Além de recomendar que o fisco crie uma plataforma informática que permita aos serviços de finanças fazerem um controlo mais apertado, a IGF sugere que do ponto de vista legal também se aperte a malha.

Primeiro, vinca, é preciso “redefinir o conceito de rendimento bruto do agregado familiar, o qual deverá passar a incluir também os rendimentos financeiros não sujeitos a englobamento, conhecidos da AT através das declarações modelos 31 [rendimentos isentos, dispensados de retenção ou sujeitos a taxa reduzida] e 39 [taxas liberatórias]”. E depois é necessário clarificar na lei que o valor do património a considerar deve incluir “todos os prédios detidos pelos sujeitos passivos que integram o agregado familiar”, insiste.

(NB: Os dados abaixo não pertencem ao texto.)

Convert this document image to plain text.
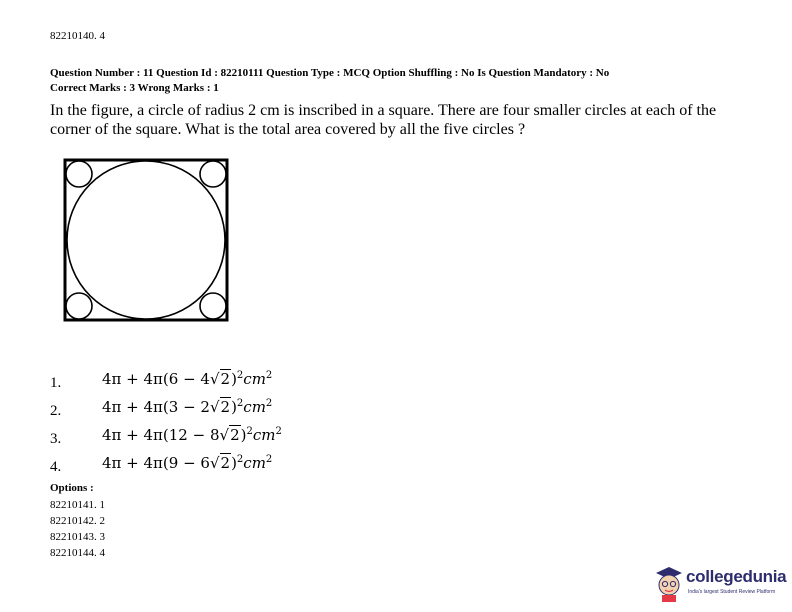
82210140. 4
Question Number : 11 Question Id : 82210111 Question Type : MCQ Option Shuffling : No Is Question Mandatory : No
Correct Marks : 3 Wrong Marks : 1
In the figure, a circle of radius 2 cm is inscribed in a square. There are four smaller circles at each of the corner of the square. What is the total area covered by all the five circles ?
1.	$4\pi + 4\pi(6 - 4√2)^2cm^2$
2.	$4\pi + 4\pi(3 - 2√2)^2cm^2$
3.	$4\pi + 4\pi(12 - 8√2)^2cm^2$
4.	$4\pi + 4\pi(9 - 6√2)^2cm^2$
Options :
82210141. 1
82210142. 2
82210143. 3
82210144. 4
collegedunia
India's largest Student Review Platform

Em relação às heranças, a IGF diz que é também preciso que “a quota-parte dos herdeiros em prédios detidos por heranças indivisas deverá ser tida em conta para efeitos de avaliação do património predial detido”.

No relatório que acompanha a proposta de Orçamento do Estado entregue no Parlamento na última sexta-feira, o Governo faz uma estimativa da despesa fiscal do Estado (encargos com benefícios, isenções e incentivos fiscais) nos últimos anos, mas não especifica o valor associado ao IMI. Ao todo, a despesa fiscal do Estado em 2017 deverá ter um aumento residual de 0,6% face a este ano, ficando na ordem dos 8000 milhões de euros (face à previsão de 7991 milhões em 2016).

Ao quantificar a despesa fiscal, o Governo aproveitou para fazer o cálculo à diferença entre a receita obtida e o valor que hipoteticamente conseguiria se não aplicassem os benefícios fiscais previstos na lei. O valor da receita “perdida” não aparece, porém, identificado.